Maya memandangi wanita cantik dengan perut membukit yang keluar dari arah dapur. Dengan tangan menenteng dua plastik besar yang sepertinya berisi makanan, ia menyambut kedatangan Orlando dengan gembira. Wanita ini tampak begitu lembut dan santun. Bahasa tubuhnya begitu enak untuk dilihat. Setiap ia berbicara selalu diiringi dengan senyum manis. Wanita ini mengisyaratkan wanita baik-baik yang pasti berbanding terbalik dengan tingkah lakunya selama ini. Baik adalah nama tengah yang cocok bagi wanita ayu ini. Ia saja yang seorang wanita saja senang melihatnya, apalagi laki-laki bukan?

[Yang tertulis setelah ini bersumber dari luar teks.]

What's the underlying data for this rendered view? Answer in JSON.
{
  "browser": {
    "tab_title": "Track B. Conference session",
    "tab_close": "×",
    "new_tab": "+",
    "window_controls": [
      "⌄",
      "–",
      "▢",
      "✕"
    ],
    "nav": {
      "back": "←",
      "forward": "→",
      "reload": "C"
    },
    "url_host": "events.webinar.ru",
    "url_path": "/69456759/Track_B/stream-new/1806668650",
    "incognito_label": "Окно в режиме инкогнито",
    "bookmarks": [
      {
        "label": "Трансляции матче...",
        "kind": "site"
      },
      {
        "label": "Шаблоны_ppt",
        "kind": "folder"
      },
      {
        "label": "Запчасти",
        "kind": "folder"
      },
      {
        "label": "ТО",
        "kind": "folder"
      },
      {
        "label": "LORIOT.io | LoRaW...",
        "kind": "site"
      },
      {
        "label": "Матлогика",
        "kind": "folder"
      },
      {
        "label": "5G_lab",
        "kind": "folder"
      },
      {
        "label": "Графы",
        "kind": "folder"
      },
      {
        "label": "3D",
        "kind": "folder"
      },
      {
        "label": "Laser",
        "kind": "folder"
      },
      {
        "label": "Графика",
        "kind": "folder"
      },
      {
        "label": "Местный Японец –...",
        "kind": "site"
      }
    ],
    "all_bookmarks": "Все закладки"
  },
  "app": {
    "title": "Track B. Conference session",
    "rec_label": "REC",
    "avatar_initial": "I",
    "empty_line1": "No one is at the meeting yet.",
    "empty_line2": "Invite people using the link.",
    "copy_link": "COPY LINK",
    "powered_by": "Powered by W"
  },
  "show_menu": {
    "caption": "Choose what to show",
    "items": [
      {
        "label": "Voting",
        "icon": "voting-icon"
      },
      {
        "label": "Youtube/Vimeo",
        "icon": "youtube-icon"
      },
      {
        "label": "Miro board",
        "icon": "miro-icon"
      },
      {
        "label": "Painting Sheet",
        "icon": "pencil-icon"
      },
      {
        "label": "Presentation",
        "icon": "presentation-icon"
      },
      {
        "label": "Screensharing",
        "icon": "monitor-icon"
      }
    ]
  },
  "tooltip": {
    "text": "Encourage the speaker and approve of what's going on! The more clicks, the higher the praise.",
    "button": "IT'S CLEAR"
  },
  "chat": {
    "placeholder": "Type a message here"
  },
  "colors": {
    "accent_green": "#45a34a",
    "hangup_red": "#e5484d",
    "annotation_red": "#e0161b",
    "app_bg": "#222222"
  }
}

"Kamu 'kan sedang hamil besar, Dek. Kenapa repot-repot pakai masak sendiri segala? Nanti Pak Badai marah lho. Lagian kok Adek yang di sini? Bukannya biasanya Cakra dan Annisa ya yang di sini? Ah Abang lupa, mereka sedang bulan madu ya? Hahahaha..."

Maya melihat Orlando tertawa dengan hatinya. Jika biasa Orlando tersenyum saja susah. Kali ini dia bahkan sampai tergelak dan terkekeh-kekeh gembira. Beda sekali perlakuannya apabila sedang bersamanya.

"Iya, Bang. Karena mereka berdua tidak ada, jadi Mbak Senja dan Ochi yang di sini kalau siang. Kalau malam sih gantian antara Pak Sabda dengan Bang Badai, kalau si abang sedang tidak ada tugas mendesak. Apalagi malam ini akan ada gathering para aliansi pengusaha antar kota. Kami sampai harus menyewa free lance waitress untuk membantu-bantu menyajikan hidangan, Bang."

Mata Maya bersinar saat mendengar wanita bernama Ochi ini membutuhkan banyak waitress. Syukur-syukur kalau dia diterima bekerja sehingga ia bisa mempunyai penghasilan sendiri.

"Boleh tidak saya bekerja sebagai waitress di sini, Bu?" tanya Maya takut-takut.

Maya memindai wanita itu terdiam sejenak dengan mata membelalak, sebelum  menandanginya lekat-lekat. Maya gugup dipandangi dengan seintens itu. Apakah wanita ini juga pernah disakitinya di masa lalu? Atau ia curi pasangannya? Maya menjadi paranoid dan ketakutan sendiri.

"Candramaya Daniswara Bratadikara? Astaga Anda ternyata lebih cantik aslinya daripada di photo ya, Bu Maya? Mau tidak ibu memegang perut saya? Supaya bila nanti anak saya perempuan  insyaallah ia akan secantik Anda. Dan kalau pun laki-laki ia kan memiliki elokan fisik seperti Anda, insya allah." Astaga wanita ini baik sekali ternyata. Cantik wajah dan cantik pula hatinya. Pantas saja Orlando sangat mencintainya.

"Tentu saja boleh, Bu Ochi. Saya akan senang sekali kalau boleh mengelus perut lucu Anda ini."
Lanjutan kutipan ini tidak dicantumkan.